Oh I definitely wasn't doubting the story.

I've thought a lot about how the ex of mine who raped multiple of my friends showed a lot of warning signs, and I overlooked them at the time because he didn't match my idea of the monster I thought rapists must be.

Since then, I've realized that if I assume people can have plenty of other positive traits and still end up being abusers, I find myself much more willing to look critically at people I care about and look for warning signs, because me being willing to do so doesn't inherently mean that I don't trust them or that I think they're likely to actually be a monster.

@formication @clora I understand. I'm thinking now about how I knew there waa something wrong with him, but I thought it was something other than it was. I thought he waa a victim. I thought people were bullying him. I helped him so much. Then he revealed himself when he felt comfortable enough. I know he was thinking about killing me. I found a huge gouge out of my granite counter, I asked if he dropped something on it and he said he got mad and stabbed it with a knife, like he found it funny. I remember he stood up and said he was going downstairs, figured he was going to the bathroom, came back up like nothing happened. I trust my gut more now. If I don't like someone, I don't need a reason, they're not a victim, they can fuck off away from me is what they can do, because the next time I'm faced with one of these people I'm not going to react well.

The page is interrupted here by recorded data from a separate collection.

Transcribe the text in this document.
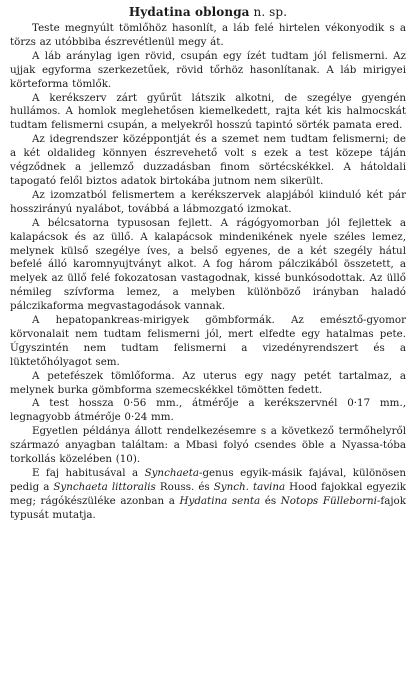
Hydatina oblonga n. sp.

Teste megnyúlt tömlőhöz hasonlít, a láb felé hirtelen vékonyodik s a törzs az utóbbiba észrevétlenül megy át.

A láb aránylag igen rövid, csupán egy ízét tudtam jól felismerni. Az ujjak egyforma szerkezetűek, rövid tőrhöz hasonlítanak. A láb mirigyei körteforma tömlők.

A kerékszerv zárt gyűrűt látszik alkotni, de szegélye gyengén hullámos. A homlok meglehetősen kiemelkedett, rajta két kis halmocskát tudtam felismerni csupán, a melyekről hosszú tapintó sörték pamata ered.

Az idegrendszer középpontját és a szemet nem tudtam felismerni; de a két oldalideg könnyen észrevehető volt s ezek a test közepe táján végződnek a jellemző duzzadásban finom sörtécskékkel. A hátoldali tapogató felől biztos adatok birtokába jutnom nem sikerült.

Az izomzatból felismertem a kerékszervek alapjából kiinduló két pár hosszirányú nyalábot, továbbá a lábmozgató izmokat.

A bélcsatorna typusosan fejlett. A rágógyomorban jól fejlettek a kalapácsok és az üllő. A kalapácsok mindenikének nyele széles lemez, melynek külső szegélye íves, a belső egyenes, de a két szegély hátul befelé álló karomnyujtványt alkot. A fog három pálczikából összetett, a melyek az üllő felé fokozatosan vastagodnak, kissé bunkósodottak. Az üllő némileg szívforma lemez, a melyben különböző irányban haladó pálczikaforma megvastagodások vannak.

A hepatopankreas-mirigyek gömbformák. Az emésztő-gyomor körvonalait nem tudtam felismerni jól, mert elfedte egy hatalmas pete. Úgyszintén nem tudtam felismerni a vizedényrendszert és a lüktetőhólyagot sem.

A petefészek tömlőforma. Az uterus egy nagy petét tartalmaz, a melynek burka gömbforma szemecskékkel tömötten fedett.

A test hossza 0·56 mm., átmérője a kerékszervnél 0·17 mm., legnagyobb átmérője 0·24 mm.

Egyetlen példánya állott rendelkezésemre s a következő termőhelyről származó anyagban találtam: a Mbasi folyó csendes öble a Nyassa-tóba torkollás közelében (10).

E faj habitusával a Synchaeta-genus egyik-másik fajával, különösen pedig a Synchaeta littoralis Rouss. és Synch. tavina Hood fajokkal egyezik meg; rágókészüléke azonban a Hydatina senta és Notops Fülleborni-fajok typusát mutatja.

@Jazzy_Butts @clora I'm with you that trusting your gut is a good idea and that you don't owe anyone friendship. Unfortunately, I've often found that people who legitimately are victims become abusers. This isn't to excuse them, because someone being a victim absolutely does not excuse them abusing others, but to say that they're definitely not mutually exclusive. Hurt people hurt people. I know that I gave my ex way too much benefit of the doubt, because he *was* legitimately victimized by his father, and I could see exactly how that led to his abusive behaviors. But his behaviors were abusive and caused harm regardless of me understanding why he did them. Since I could clearly see his father's abuse, insisting he fit in a strict victim/abuser dichotomy did me a lot of harm. I'd again argue that there isn't a clear "these people," but I don't see any further discussion on that topic being productive. I will argue, however, that not everyone who is a narcissist abuses people, and that abuse comes from a wide variety of people, not just narcissists.

@formication @Jazzy_Butts @clora

In fact, most rapists know how to camouflage themselves as harmless feminists.